Labour typically commences between 37 and 42 weeks of pregnancy. In instances where this doesn’t occur naturally or if pregnancy complications arise, your midwife or doctor might propose labour induction. Before initiating labour induction, in most cases, a membrane sweep will be offered by your midwife or doctor. If the sweep proves unsuccessful and induction becomes necessary, you will be scheduled for induction within a hospital setting.

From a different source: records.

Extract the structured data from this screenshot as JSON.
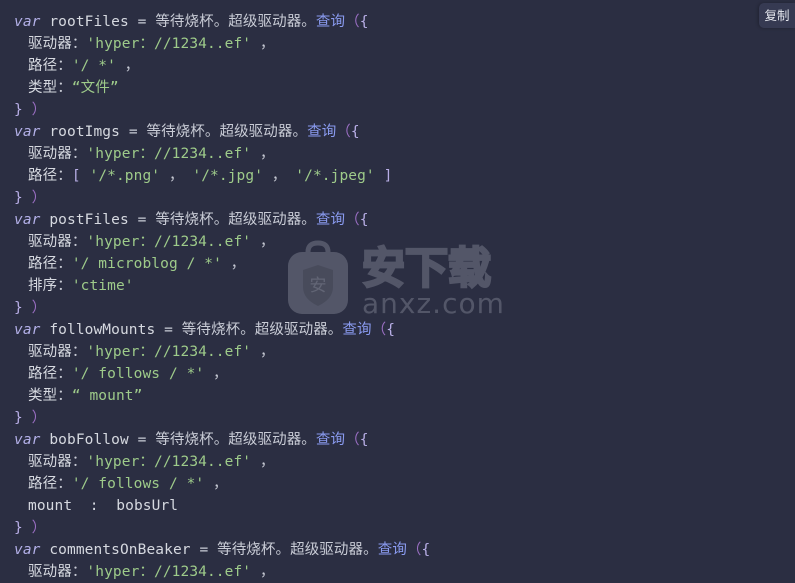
{
  "window": {
    "background_color": "#2b2e42",
    "type": "code-snippet-viewer"
  },
  "toolbar": {
    "copy_label": "复制",
    "copy_icon": "copy-icon"
  },
  "watermark": {
    "site_name": "安下载",
    "domain": "anxz.com",
    "logo_glyph": "安",
    "logo_icon": "shield-bag-icon",
    "color": "#8b8f9e"
  },
  "palette": {
    "keyword": "#b3b0e8",
    "identifier": "#d6d9e0",
    "function": "#8a9bf0",
    "paren": "#9b6fc4",
    "brace": "#b8aee6",
    "string": "#9ecb8a",
    "punctuation": "#c9ccd6",
    "prose": "#c9ccd6"
  },
  "code": {
    "language": "javascript",
    "lines": [
      {
        "indent": 0,
        "tokens": [
          {
            "t": "kw",
            "v": "var"
          },
          {
            "t": "plain",
            "v": " rootFiles "
          },
          {
            "t": "punct",
            "v": "= "
          },
          {
            "t": "dim",
            "v": "等待烧杯。超级驱动器。"
          },
          {
            "t": "fn",
            "v": "查询"
          },
          {
            "t": "paren",
            "v": "（"
          },
          {
            "t": "brace",
            "v": "{"
          }
        ]
      },
      {
        "indent": 1,
        "tokens": [
          {
            "t": "plain",
            "v": "驱动器"
          },
          {
            "t": "punct",
            "v": "："
          },
          {
            "t": "str",
            "v": "'hyper：//1234..ef'"
          },
          {
            "t": "punct",
            "v": " ，"
          }
        ]
      },
      {
        "indent": 1,
        "tokens": [
          {
            "t": "plain",
            "v": "路径"
          },
          {
            "t": "punct",
            "v": "："
          },
          {
            "t": "str",
            "v": "'/ *'"
          },
          {
            "t": "punct",
            "v": " ，"
          }
        ]
      },
      {
        "indent": 1,
        "tokens": [
          {
            "t": "plain",
            "v": "类型"
          },
          {
            "t": "punct",
            "v": "："
          },
          {
            "t": "str",
            "v": "“文件”"
          }
        ]
      },
      {
        "indent": 0,
        "tokens": [
          {
            "t": "brace",
            "v": "}"
          },
          {
            "t": "paren",
            "v": " ）"
          }
        ]
      },
      {
        "indent": 0,
        "tokens": [
          {
            "t": "kw",
            "v": "var"
          },
          {
            "t": "plain",
            "v": " rootImgs "
          },
          {
            "t": "punct",
            "v": "= "
          },
          {
            "t": "dim",
            "v": "等待烧杯。超级驱动器。"
          },
          {
            "t": "fn",
            "v": "查询"
          },
          {
            "t": "paren",
            "v": "（"
          },
          {
            "t": "brace",
            "v": "{"
          }
        ]
      },
      {
        "indent": 1,
        "tokens": [
          {
            "t": "plain",
            "v": "驱动器"
          },
          {
            "t": "punct",
            "v": "："
          },
          {
            "t": "str",
            "v": "'hyper：//1234..ef'"
          },
          {
            "t": "punct",
            "v": " ，"
          }
        ]
      },
      {
        "indent": 1,
        "tokens": [
          {
            "t": "plain",
            "v": "路径"
          },
          {
            "t": "punct",
            "v": "："
          },
          {
            "t": "brace",
            "v": "[ "
          },
          {
            "t": "str",
            "v": "'/*.png'"
          },
          {
            "t": "punct",
            "v": " ，"
          },
          {
            "t": "str",
            "v": " '/*.jpg'"
          },
          {
            "t": "punct",
            "v": " ，"
          },
          {
            "t": "str",
            "v": " '/*.jpeg'"
          },
          {
            "t": "brace",
            "v": " ]"
          }
        ]
      },
      {
        "indent": 0,
        "tokens": [
          {
            "t": "brace",
            "v": "}"
          },
          {
            "t": "paren",
            "v": " ）"
          }
        ]
      },
      {
        "indent": 0,
        "tokens": [
          {
            "t": "kw",
            "v": "var"
          },
          {
            "t": "plain",
            "v": " postFiles "
          },
          {
            "t": "punct",
            "v": "= "
          },
          {
            "t": "dim",
            "v": "等待烧杯。超级驱动器。"
          },
          {
            "t": "fn",
            "v": "查询"
          },
          {
            "t": "paren",
            "v": "（"
          },
          {
            "t": "brace",
            "v": "{"
          }
        ]
      },
      {
        "indent": 1,
        "tokens": [
          {
            "t": "plain",
            "v": "驱动器"
          },
          {
            "t": "punct",
            "v": "："
          },
          {
            "t": "str",
            "v": "'hyper：//1234..ef'"
          },
          {
            "t": "punct",
            "v": " ，"
          }
        ]
      },
      {
        "indent": 1,
        "tokens": [
          {
            "t": "plain",
            "v": "路径"
          },
          {
            "t": "punct",
            "v": "："
          },
          {
            "t": "str",
            "v": "'/ microblog / *'"
          },
          {
            "t": "punct",
            "v": " ，"
          }
        ]
      },
      {
        "indent": 1,
        "tokens": [
          {
            "t": "plain",
            "v": "排序"
          },
          {
            "t": "punct",
            "v": "："
          },
          {
            "t": "str",
            "v": "'ctime'"
          }
        ]
      },
      {
        "indent": 0,
        "tokens": [
          {
            "t": "brace",
            "v": "}"
          },
          {
            "t": "paren",
            "v": " ）"
          }
        ]
      },
      {
        "indent": 0,
        "tokens": [
          {
            "t": "kw",
            "v": "var"
          },
          {
            "t": "plain",
            "v": " followMounts "
          },
          {
            "t": "punct",
            "v": "= "
          },
          {
            "t": "dim",
            "v": "等待烧杯。超级驱动器。"
          },
          {
            "t": "fn",
            "v": "查询"
          },
          {
            "t": "paren",
            "v": "（"
          },
          {
            "t": "brace",
            "v": "{"
          }
        ]
      },
      {
        "indent": 1,
        "tokens": [
          {
            "t": "plain",
            "v": "驱动器"
          },
          {
            "t": "punct",
            "v": "："
          },
          {
            "t": "str",
            "v": "'hyper：//1234..ef'"
          },
          {
            "t": "punct",
            "v": " ，"
          }
        ]
      },
      {
        "indent": 1,
        "tokens": [
          {
            "t": "plain",
            "v": "路径"
          },
          {
            "t": "punct",
            "v": "："
          },
          {
            "t": "str",
            "v": "'/ follows / *'"
          },
          {
            "t": "punct",
            "v": " ，"
          }
        ]
      },
      {
        "indent": 1,
        "tokens": [
          {
            "t": "plain",
            "v": "类型"
          },
          {
            "t": "punct",
            "v": "："
          },
          {
            "t": "str",
            "v": "“ mount”"
          }
        ]
      },
      {
        "indent": 0,
        "tokens": [
          {
            "t": "brace",
            "v": "}"
          },
          {
            "t": "paren",
            "v": " ）"
          }
        ]
      },
      {
        "indent": 0,
        "tokens": [
          {
            "t": "kw",
            "v": "var"
          },
          {
            "t": "plain",
            "v": " bobFollow "
          },
          {
            "t": "punct",
            "v": "= "
          },
          {
            "t": "dim",
            "v": "等待烧杯。超级驱动器。"
          },
          {
            "t": "fn",
            "v": "查询"
          },
          {
            "t": "paren",
            "v": "（"
          },
          {
            "t": "brace",
            "v": "{"
          }
        ]
      },
      {
        "indent": 1,
        "tokens": [
          {
            "t": "plain",
            "v": "驱动器"
          },
          {
            "t": "punct",
            "v": "："
          },
          {
            "t": "str",
            "v": "'hyper：//1234..ef'"
          },
          {
            "t": "punct",
            "v": " ，"
          }
        ]
      },
      {
        "indent": 1,
        "tokens": [
          {
            "t": "plain",
            "v": "路径"
          },
          {
            "t": "punct",
            "v": "："
          },
          {
            "t": "str",
            "v": "'/ follows / *'"
          },
          {
            "t": "punct",
            "v": " ，"
          }
        ]
      },
      {
        "indent": 1,
        "tokens": [
          {
            "t": "plain",
            "v": "mount  :  bobsUrl"
          }
        ]
      },
      {
        "indent": 0,
        "tokens": [
          {
            "t": "brace",
            "v": "}"
          },
          {
            "t": "paren",
            "v": " ）"
          }
        ]
      },
      {
        "indent": 0,
        "tokens": [
          {
            "t": "kw",
            "v": "var"
          },
          {
            "t": "plain",
            "v": " commentsOnBeaker "
          },
          {
            "t": "punct",
            "v": "= "
          },
          {
            "t": "dim",
            "v": "等待烧杯。超级驱动器。"
          },
          {
            "t": "fn",
            "v": "查询"
          },
          {
            "t": "paren",
            "v": "（"
          },
          {
            "t": "brace",
            "v": "{"
          }
        ]
      },
      {
        "indent": 1,
        "tokens": [
          {
            "t": "plain",
            "v": "驱动器"
          },
          {
            "t": "punct",
            "v": "："
          },
          {
            "t": "str",
            "v": "'hyper：//1234..ef'"
          },
          {
            "t": "punct",
            "v": " ，"
          }
        ]
      }
    ]
  }
}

Medicinal induction (also referred to as artificial induction) typically takes place around the 42-week mark of pregnancy. This timing helps prevent the baby from being overdue, as there is an increased risk of stillbirth or complications for the baby if the pregnancy extends beyond this point.
How is labour induced?
The induction procedure transpires within a hospital unit. There are two methods to initiate labour: employing a pessary (tablet) or a gel inserted into the vagina to soften the cervix. If additional time is required for cervical softening, you may be permitted to return home until labour progresses. You should return to the hospital either upon the onset of contractions or if you haven’t experienced contractions for 6 hours. If the latter occurs, a second dose will be provided.
What if induction doesn’t work?
Although extremely uncommon, induction might not produce the desired effect. In such cases, your doctor will evaluate your situation and offer either another induction attempt or a Caesarean section.
Are there associated risks?
When contemplating artificial labour induction, it’s important to acknowledge potential risks:
- 5% of induced women may require assisted delivery using forceps or ventouse.
- 22% of induced women could face an emergency Caesarean section.
- There is a minimal chance of infection for you or your baby.
- Post-birth bleeding might be more pronounced.
- There is a remote possibility of uterine tearing or rupture.